Simons: Reframe the topic as a potential investment. Evaluate the costs of not making the investment and correlate that with the impact of making the investment. What does your turnover cost you? What impact does morale have on food quality, food cost and the guest experience? Set aside the “do you or do you not care about people” question and evaluate the topic through a math lens. The answer becomes clear.

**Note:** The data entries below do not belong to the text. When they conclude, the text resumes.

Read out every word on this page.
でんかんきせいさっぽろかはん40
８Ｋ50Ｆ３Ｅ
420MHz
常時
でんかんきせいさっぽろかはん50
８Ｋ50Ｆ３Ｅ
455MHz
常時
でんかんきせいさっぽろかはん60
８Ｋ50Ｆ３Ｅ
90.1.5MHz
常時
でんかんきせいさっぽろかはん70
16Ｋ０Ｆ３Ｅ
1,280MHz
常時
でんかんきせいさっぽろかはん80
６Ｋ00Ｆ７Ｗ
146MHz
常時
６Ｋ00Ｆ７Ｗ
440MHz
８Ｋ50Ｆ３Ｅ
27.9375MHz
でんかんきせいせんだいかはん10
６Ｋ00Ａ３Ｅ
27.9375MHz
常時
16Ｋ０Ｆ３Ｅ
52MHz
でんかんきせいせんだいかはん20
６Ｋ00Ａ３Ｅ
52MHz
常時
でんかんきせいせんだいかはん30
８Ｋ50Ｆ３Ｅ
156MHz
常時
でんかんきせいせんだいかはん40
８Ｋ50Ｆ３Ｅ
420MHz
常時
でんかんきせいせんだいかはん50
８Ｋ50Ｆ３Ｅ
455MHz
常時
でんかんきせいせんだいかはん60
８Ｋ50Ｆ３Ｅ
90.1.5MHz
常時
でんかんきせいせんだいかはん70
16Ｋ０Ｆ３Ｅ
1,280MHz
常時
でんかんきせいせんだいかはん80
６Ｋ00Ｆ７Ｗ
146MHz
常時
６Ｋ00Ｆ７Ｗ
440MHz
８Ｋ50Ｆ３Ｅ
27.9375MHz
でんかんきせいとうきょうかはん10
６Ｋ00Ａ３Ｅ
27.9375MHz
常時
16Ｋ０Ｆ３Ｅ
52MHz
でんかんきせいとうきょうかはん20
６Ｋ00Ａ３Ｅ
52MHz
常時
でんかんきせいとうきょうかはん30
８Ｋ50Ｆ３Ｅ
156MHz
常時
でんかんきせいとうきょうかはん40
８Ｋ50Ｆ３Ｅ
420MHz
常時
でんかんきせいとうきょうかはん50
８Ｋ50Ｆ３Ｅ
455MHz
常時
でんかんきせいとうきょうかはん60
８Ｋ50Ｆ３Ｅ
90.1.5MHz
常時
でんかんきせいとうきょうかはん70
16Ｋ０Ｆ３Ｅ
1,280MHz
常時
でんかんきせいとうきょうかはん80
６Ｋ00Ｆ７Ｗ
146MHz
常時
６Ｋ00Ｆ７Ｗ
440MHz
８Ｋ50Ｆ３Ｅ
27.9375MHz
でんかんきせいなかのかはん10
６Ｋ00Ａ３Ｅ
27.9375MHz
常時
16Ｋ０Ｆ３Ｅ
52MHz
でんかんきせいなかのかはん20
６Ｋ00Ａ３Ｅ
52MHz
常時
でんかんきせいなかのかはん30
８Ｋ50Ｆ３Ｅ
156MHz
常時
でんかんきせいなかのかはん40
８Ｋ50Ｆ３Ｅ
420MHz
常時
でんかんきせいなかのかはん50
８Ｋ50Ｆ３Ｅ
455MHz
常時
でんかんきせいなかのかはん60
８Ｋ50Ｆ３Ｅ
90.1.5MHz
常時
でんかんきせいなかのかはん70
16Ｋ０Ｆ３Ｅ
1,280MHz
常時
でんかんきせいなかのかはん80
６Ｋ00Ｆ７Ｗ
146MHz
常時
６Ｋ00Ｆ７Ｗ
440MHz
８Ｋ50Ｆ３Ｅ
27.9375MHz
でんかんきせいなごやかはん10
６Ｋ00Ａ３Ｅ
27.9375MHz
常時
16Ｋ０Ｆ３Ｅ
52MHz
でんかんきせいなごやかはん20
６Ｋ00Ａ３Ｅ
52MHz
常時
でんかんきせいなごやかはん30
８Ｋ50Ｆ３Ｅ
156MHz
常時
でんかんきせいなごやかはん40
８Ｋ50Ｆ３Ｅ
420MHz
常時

And what’s nice is, if you do care about people and are inclined to be helpful, great—you’ll come to the same conclusion.
PMQ: How does a healthier workplace culture (including offerings like therapy access) tangibly and intangibly affect a business’ performance?
Simons: Turnover rates are less than half the industry average; a culture and lore that help surface small problems before they become large ones; diners who absorb the positive vibes from the staff and thus return more frequently; collegial support from teammates to lift each other up when someone is struggling.
PMQ: How do you maintain excellence without creating a toxic, aggressive, punitive or intimidation-based style of management?
Simons: I believe that by investing in people, a business can set high standards, can be demanding, can push through plateaus to reach new levels of performance—the intensity it takes to strive to be great is best received by employees when they know the company actually cares about them, as people, and not just their output or work product. Leaders who use pain, fear or force may get results in the short term, but in the long run, I love competing against those leaders; I’ll take their best people, and eventually I’ll take their best customers, too.
PMQ: How are generational shifts changing the way restaurants have to operate, especially in terms of employee well-being?
Simons: I’m not so on board with the idea that this is just generational. I think people of all ages want to be appreciated, want to feel seen, valued and heard. Maybe the younger folks are less willing to put up with a tyrant, more likely to capture a video of a tyrant and post it on social media, but that isn’t because the older generations didn’t want improved work environments; they just didn’t know they could have them.
PMQ: Burnout and turnover have long been accepted as normal in hospitality. What are the hidden costs of that mindset for restaurants and the industry as a whole?
Simons: I’m pretty sure that you cook as you look, you serve how you feel, you build teams in the image you have of yourself. So the hidden cost of letting your people get burnt out, worn down, ragged—those become the adjectives your guests will end up using about your business. Sure, you can get away with it for a while, even win awards and have things look great, but leaders can’t hide the truth from what they create, and our guests eventually see it, feel it, know it, or read about it or see a video about it.
PMQ: For operators who want to improve their workplace culture but don’t know where to start, what are the first practical steps they can take?
Simons: Think small, create the mindset that this matters, that it’s doable and that it doesn’t need to be a huge lift. Start by asking questions, then truly be silent to really listen to the answers. If answers aren’t coming, then you know people don’t feel safe. Have conversations in smaller groups and seek out those willing to tell you what they need; simple three-question surveys with anonymous responses can yield a goldmine of action steps.
PMQ: Looking ahead, what does the next generation of restaurant leadership need to look like to create a reputation for more hospitable workplaces?
Simons: I love how the next generation looks—first, more than ever, they look like their employees. We’re an industry of immigrants, whether first-, second-, or third-generation. We’re an industry of people who choose this grind, who have hospitality in their DNA. I believe leadership in our industry should be experts in profit architecture, because if we can’t stay in business, nothing else matters. My hope is that leaders are great listeners, understand the alignment between their staff’s needs and the business’ needs, and can invest to magnify and nourish these aligned needs.
Tracy Morin is PMQ’s associate editor.